Railway viaduct Žampach

The Žampach railway viaduct, which is sometimes also called the Kocourský viaduct or the bridge on Žampach, is one of the highest stone railway bridges in Central Europe. There are even sources that mention the railway viaduct in Žampach as the highest stone railway bridge in Central Europe.

Information for visitors

Adress: Železniční viadukt Žampach, Jílové u Prahy
GPS: 49.87315140, 14.48788750
Railway viaduct Žampach map

Interesting facts Railway viaduct Žampach

The bridge spans the Kocour valley and the Studený stream or also the Kocourský stream, between parts of Studená and Žampach in the town of Jílové near Prague. It can be found between the Luka pod Medníkem and Jílové u Prahy railway stations (this is the Vrané nad Vltavou - Čerčany railway line).

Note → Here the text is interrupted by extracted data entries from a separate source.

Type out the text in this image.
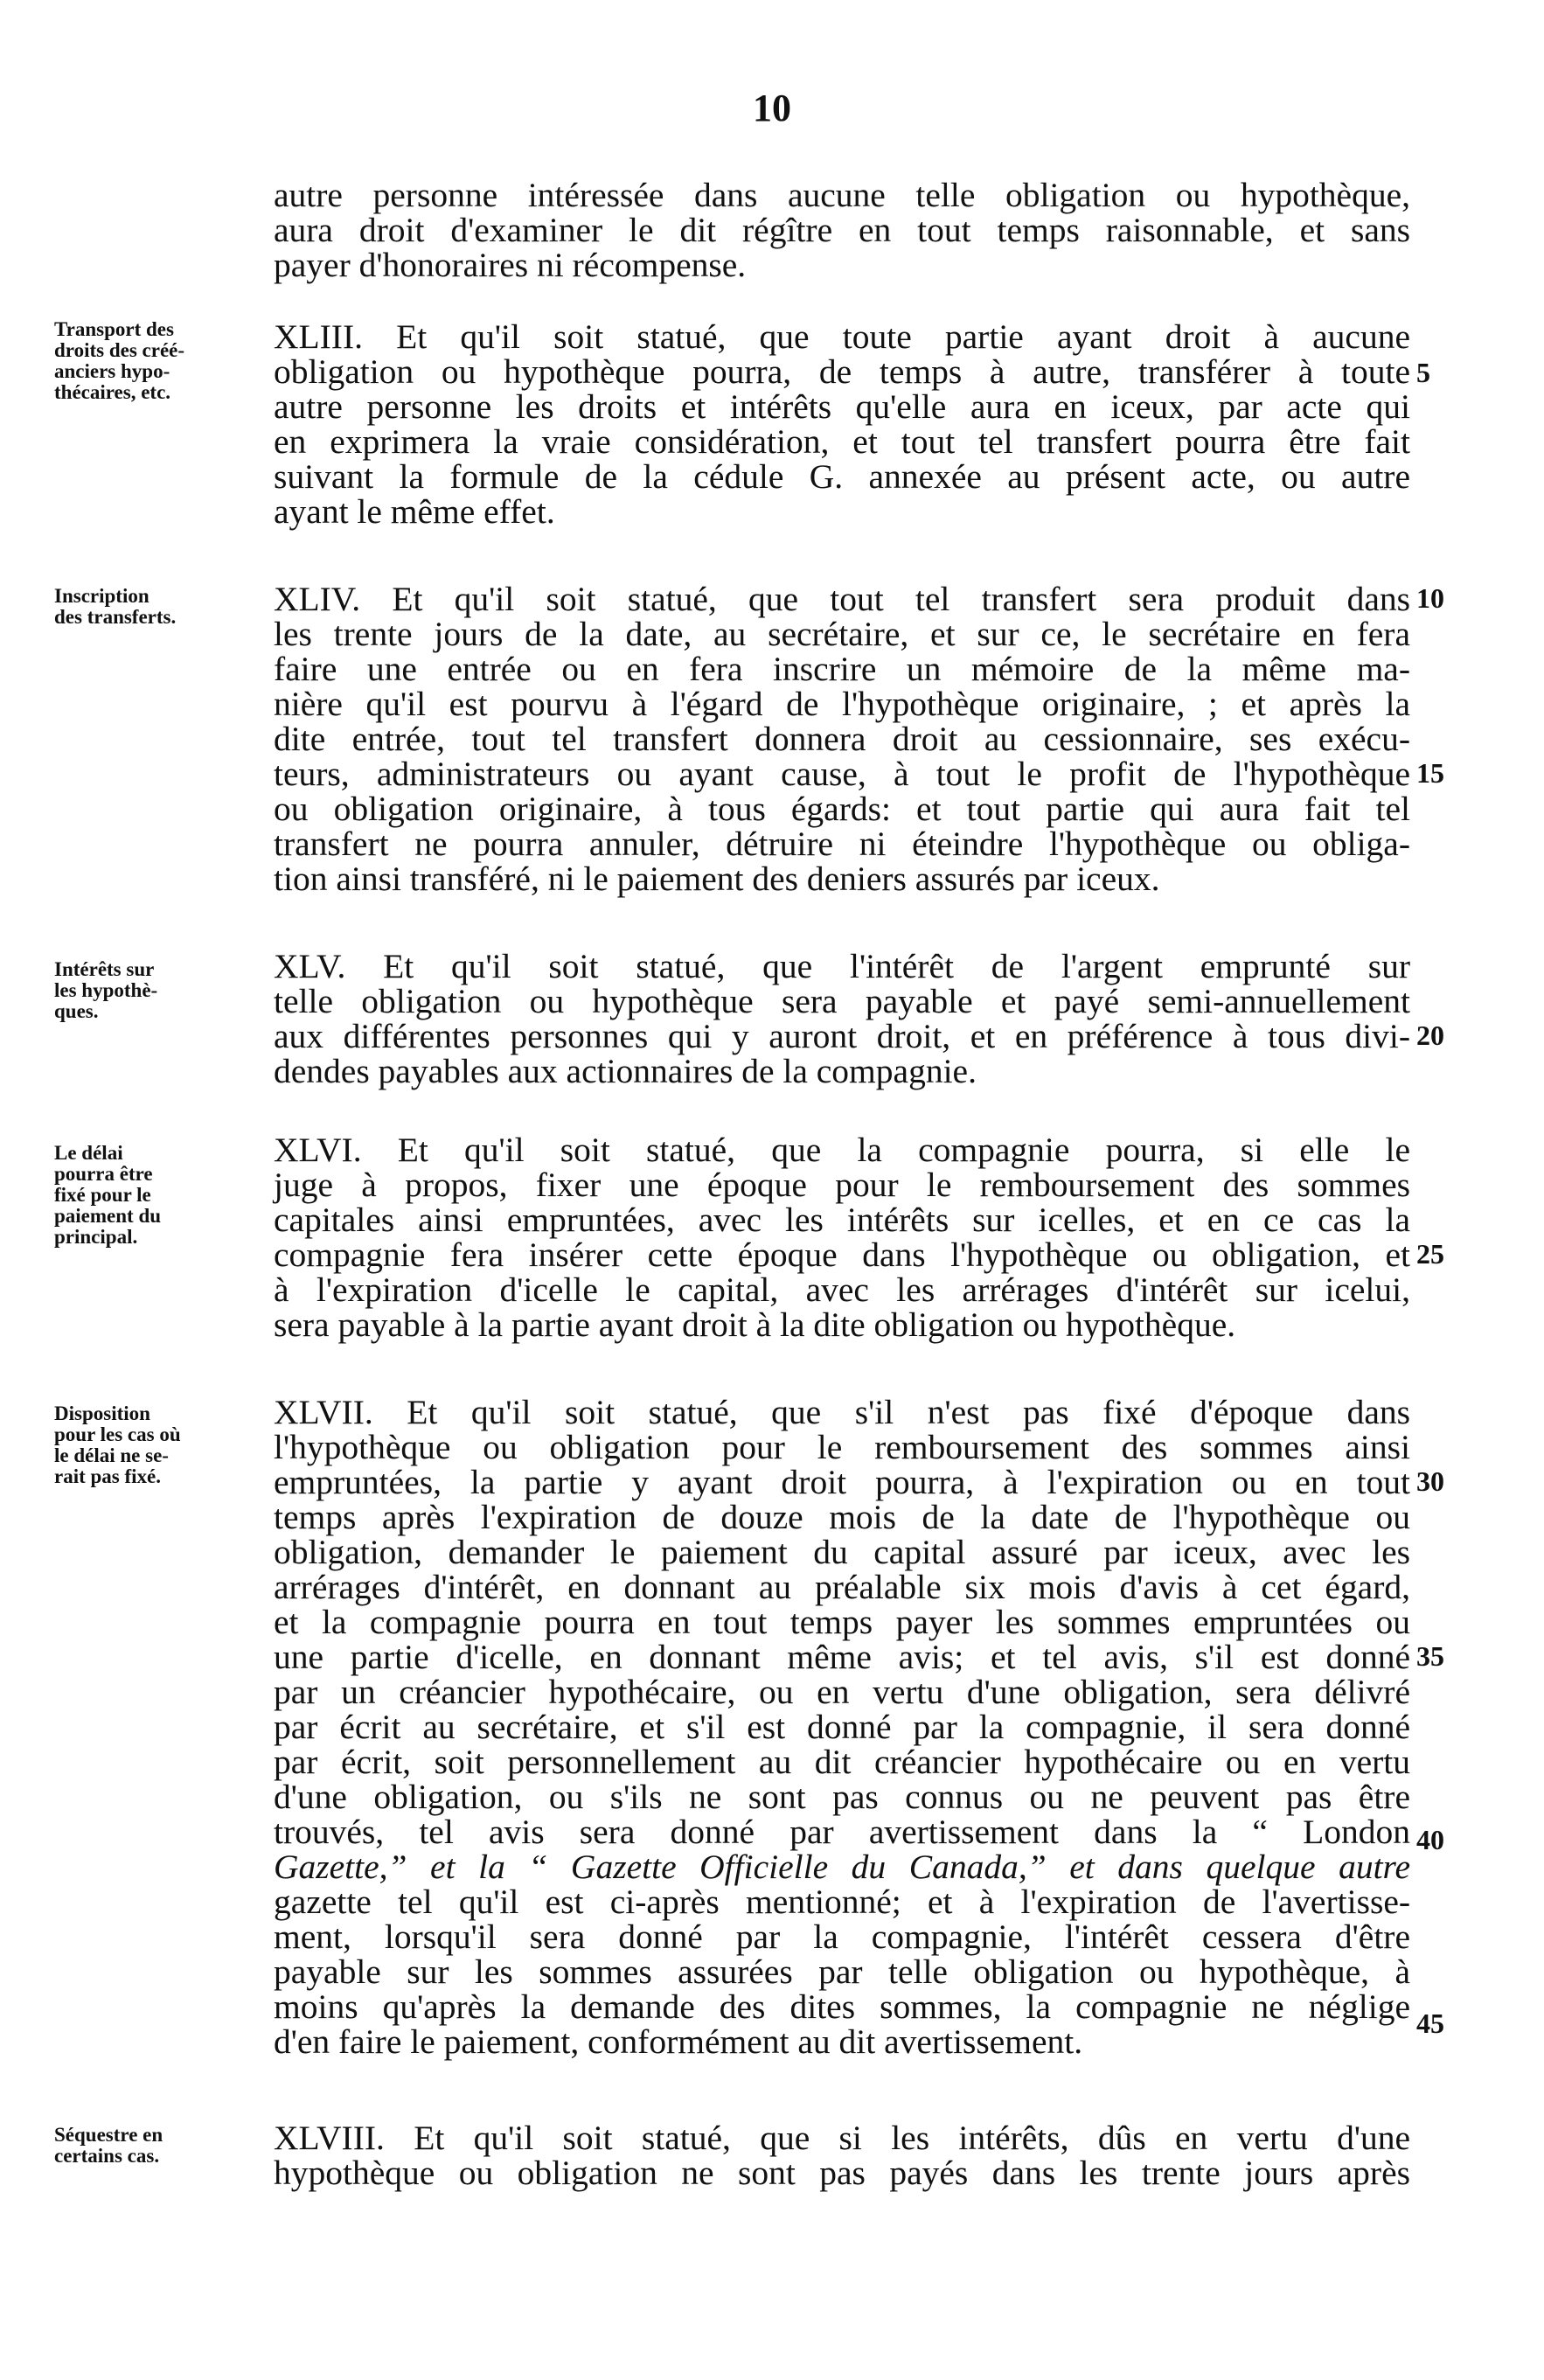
10
autre personne intéressée dans aucune telle obligation ou hypothèque,
aura droit d'examiner le dit régître en tout temps raisonnable, et sans
payer d'honoraires ni récompense.
Transport des
droits des créé-
anciers hypo-
thécaires, etc.
XLIII. Et qu'il soit statué, que toute partie ayant droit à aucune
obligation ou hypothèque pourra, de temps à autre, transférer à toute
autre personne les droits et intérêts qu'elle aura en iceux, par acte qui
en exprimera la vraie considération, et tout tel transfert pourra être fait
suivant la formule de la cédule G. annexée au présent acte, ou autre
ayant le même effet.
Inscription
des transferts.	XLIV. Et qu'il soit statué, que tout tel transfert sera produit dans
les trente jours de la date, au secrétaire, et sur ce, le secrétaire en fera
faire une entrée ou en fera inscrire un mémoire de la même ma-
nière qu'il est pourvu à l'égard de l'hypothèque originaire, ; et après la
dite entrée, tout tel transfert donnera droit au cessionnaire, ses exécu-
teurs, administrateurs ou ayant cause, à tout le profit de l'hypothèque
ou obligation originaire, à tous égards: et tout partie qui aura fait tel
transfert ne pourra annuler, détruire ni éteindre l'hypothèque ou obliga-
tion ainsi transféré, ni le paiement des deniers assurés par iceux.
Intérêts sur
les hypothè-
ques.
XLV. Et qu'il soit statué, que l'intérêt de l'argent emprunté sur
telle obligation ou hypothèque sera payable et payé semi-annuellement
aux différentes personnes qui y auront droit, et en préférence à tous divi-
dendes payables aux actionnaires de la compagnie.
Le délai
pourra être
fixé pour le
paiement du
principal.
XLVI. Et qu'il soit statué, que la compagnie pourra, si elle le
juge à propos, fixer une époque pour le remboursement des sommes
capitales ainsi empruntées, avec les intérêts sur icelles, et en ce cas la
compagnie fera insérer cette époque dans l'hypothèque ou obligation, et
à l'expiration d'icelle le capital, avec les arrérages d'intérêt sur icelui,
sera payable à la partie ayant droit à la dite obligation ou hypothèque.
Disposition
pour les cas où
le délai ne se-
rait pas fixé.
XLVII. Et qu'il soit statué, que s'il n'est pas fixé d'époque dans
l'hypothèque ou obligation pour le remboursement des sommes ainsi
empruntées, la partie y ayant droit pourra, à l'expiration ou en tout
temps après l'expiration de douze mois de la date de l'hypothèque ou
obligation, demander le paiement du capital assuré par iceux, avec les
arrérages d'intérêt, en donnant au préalable six mois d'avis à cet égard,
et la compagnie pourra en tout temps payer les sommes empruntées ou
une partie d'icelle, en donnant même avis; et tel avis, s'il est donné
par un créancier hypothécaire, ou en vertu d'une obligation, sera délivré
par écrit au secrétaire, et s'il est donné par la compagnie, il sera donné
par écrit, soit personnellement au dit créancier hypothécaire ou en vertu
d'une obligation, ou s'ils ne sont pas connus ou ne peuvent pas être
trouvés, tel avis sera donné par avertissement dans la “ London
Gazette,” et la “ Gazette Officielle du Canada,” et dans quelque autre
gazette tel qu'il est ci-après mentionné; et à l'expiration de l'avertisse-
ment, lorsqu'il sera donné par la compagnie, l'intérêt cessera d'être
payable sur les sommes assurées par telle obligation ou hypothèque, à
moins qu'après la demande des dites sommes, la compagnie ne néglige
d'en faire le paiement, conformément au dit avertissement.
Séquestre en
certains cas.	XLVIII. Et qu'il soit statué, que si les intérêts, dûs en vertu d'une
hypothèque ou obligation ne sont pas payés dans les trente jours après
5
10
15
20
25
30
35
40
45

It consists of seven arches with a span of 12 meters. The total height of the bridge is 41.73 meters. For comparison, this is a bridge only less than one meter lower than the Nuselský Bridge in Prague. The viaduct is a total of 109.33 meters long and has no longitudinal axis in a straight line, but in an arc with a radius of 180 m. Coarse-grained granite or granodiorite, a stone from quarries in the vicinity (Kamenný přívoz and Borek) was chosen as the material for the construction of the bridge. The width of the bridge deck is 5.77 m.

The construction of the railway viaduct was started in the spring of 1898 and the operation on it was ceremoniously started on May 1, 1900. The stone from the nearby quarries was transported to the place by means of field grooves and upwards by means of a double-track slope.

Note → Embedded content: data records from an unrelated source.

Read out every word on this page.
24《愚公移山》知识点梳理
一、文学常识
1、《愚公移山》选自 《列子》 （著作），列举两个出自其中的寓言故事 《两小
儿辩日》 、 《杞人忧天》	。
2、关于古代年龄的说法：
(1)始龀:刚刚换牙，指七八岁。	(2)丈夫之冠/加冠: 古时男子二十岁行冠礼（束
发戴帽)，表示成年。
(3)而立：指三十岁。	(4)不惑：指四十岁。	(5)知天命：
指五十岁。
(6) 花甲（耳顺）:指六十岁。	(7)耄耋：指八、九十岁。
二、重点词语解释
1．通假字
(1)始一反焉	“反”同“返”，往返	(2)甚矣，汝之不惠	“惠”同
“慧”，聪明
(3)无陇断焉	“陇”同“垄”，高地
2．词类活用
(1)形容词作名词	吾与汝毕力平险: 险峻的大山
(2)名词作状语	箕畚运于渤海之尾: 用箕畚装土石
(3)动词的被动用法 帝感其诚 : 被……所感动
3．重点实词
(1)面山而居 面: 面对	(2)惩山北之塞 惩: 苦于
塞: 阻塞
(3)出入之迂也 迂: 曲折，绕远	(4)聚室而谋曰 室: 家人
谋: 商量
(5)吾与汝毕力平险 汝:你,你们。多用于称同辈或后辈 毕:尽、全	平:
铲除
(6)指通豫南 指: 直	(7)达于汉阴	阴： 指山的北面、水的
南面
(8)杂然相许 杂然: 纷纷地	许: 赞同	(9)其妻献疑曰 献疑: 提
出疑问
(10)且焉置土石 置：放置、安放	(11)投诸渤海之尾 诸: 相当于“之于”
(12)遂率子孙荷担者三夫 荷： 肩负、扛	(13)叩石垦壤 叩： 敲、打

The construction consumed 5,780 m3 of quarry stone, 600 m3 of stone blocks, 450 m3 of arch stones and 56 stone rafters. During the construction, a wooden scaffolding was used, on which 750 m3 of planks and 488 m3 of logs were used. Approximately 200 workers, mostly from Italy, worked on the construction site every day, who were already building similar buildings in the Alps.

The bridge has not yet undergone any major repairs and still serves its original purpose today.